第136章 進達
少しの食事をとって、眠りにつくために部屋に入ろうとすると――――、バタバタと、足音が聞こえた。
「………何……?」
「――――姉さん!いるの?!」
――――ロイだ。誰から聞いたのか。エミリーか……。
困った。
私がこれからやろうとすることを、ロイは必ず止めにくる。
下手をすれば……今度はロイに監禁されかねない。それほど私を大事に想ってくれているのは、わかるけれど……私はどうしても、行かなくちゃいけない。私は静かに扉を開けて、ロイを呼んだ。
「――――ロイ、ここにいるわ。」
「姉さん……また、勝手なことして!!!どれだけ心配したか分かってるの?!」
「ごめん……でも、エルヴィンが、調査兵団のみんなが、危ないの。だから私は――――……行かなくちゃならない。」
ロイを真っすぐに見つめて伝える。私の意志の固さを、どうか分かって欲しい。
「――――姉さんは大丈夫だよ。調査兵団が例え、全員死刑になっても。だから必死にこの苦境をひっくり返す危険なんて冒さなくていいんだ!ずっと隠れて静養してればいいんだよ……!」
「………なんで……?なにを根拠に………。
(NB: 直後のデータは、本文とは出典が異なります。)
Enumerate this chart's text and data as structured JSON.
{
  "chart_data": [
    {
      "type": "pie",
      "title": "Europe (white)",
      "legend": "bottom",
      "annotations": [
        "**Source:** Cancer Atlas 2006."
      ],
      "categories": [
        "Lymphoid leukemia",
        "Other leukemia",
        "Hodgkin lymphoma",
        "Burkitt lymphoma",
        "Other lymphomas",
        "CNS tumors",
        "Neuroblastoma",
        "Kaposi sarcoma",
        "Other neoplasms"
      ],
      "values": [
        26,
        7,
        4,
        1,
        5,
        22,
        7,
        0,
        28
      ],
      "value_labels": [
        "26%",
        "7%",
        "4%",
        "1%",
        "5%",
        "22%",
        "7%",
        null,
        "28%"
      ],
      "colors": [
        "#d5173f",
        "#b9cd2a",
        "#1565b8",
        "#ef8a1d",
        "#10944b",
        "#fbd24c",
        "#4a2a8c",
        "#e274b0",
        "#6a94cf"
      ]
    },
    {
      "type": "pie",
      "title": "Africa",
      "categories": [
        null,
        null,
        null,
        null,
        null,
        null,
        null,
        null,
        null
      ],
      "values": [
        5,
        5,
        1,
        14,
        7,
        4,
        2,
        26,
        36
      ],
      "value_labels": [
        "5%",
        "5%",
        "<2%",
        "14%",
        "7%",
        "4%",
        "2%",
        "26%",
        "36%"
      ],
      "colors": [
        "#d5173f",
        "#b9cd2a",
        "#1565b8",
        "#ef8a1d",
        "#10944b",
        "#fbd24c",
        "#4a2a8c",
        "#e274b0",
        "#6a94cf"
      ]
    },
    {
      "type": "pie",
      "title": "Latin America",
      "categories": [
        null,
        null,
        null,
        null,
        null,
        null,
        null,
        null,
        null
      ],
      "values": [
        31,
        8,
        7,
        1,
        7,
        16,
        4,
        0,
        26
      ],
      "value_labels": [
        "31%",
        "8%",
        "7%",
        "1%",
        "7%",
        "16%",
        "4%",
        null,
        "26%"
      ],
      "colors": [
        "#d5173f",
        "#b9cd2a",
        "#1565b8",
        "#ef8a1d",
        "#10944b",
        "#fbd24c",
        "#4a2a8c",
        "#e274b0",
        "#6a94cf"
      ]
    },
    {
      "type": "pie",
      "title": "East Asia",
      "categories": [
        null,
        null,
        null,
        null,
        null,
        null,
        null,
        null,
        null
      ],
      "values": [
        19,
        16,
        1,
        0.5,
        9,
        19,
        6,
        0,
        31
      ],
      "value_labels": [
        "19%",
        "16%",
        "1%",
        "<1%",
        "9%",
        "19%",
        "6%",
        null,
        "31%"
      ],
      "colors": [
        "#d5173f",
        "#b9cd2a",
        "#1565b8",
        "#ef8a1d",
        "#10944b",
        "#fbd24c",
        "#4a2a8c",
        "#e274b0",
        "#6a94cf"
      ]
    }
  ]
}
」
「――――王政の奴らと取引した。姉さんの命を奪わないことを条件に、―――――疫病の特効薬の精製方法・精製の権利を全て王政に委ねた。――――疫病の強毒化も、進めてる。」
ロイの言葉に―――――体が冷たくなっていくような心地がした。
なんて、言った……?
私を守るために――――……疫病の、強毒化……?
特効薬の精製権を王政に――――……?それはつまり………王政は、都合よく民衆を葬る手段を手にするってことだ。
――――余った人類を、自分達でふるいにかけて。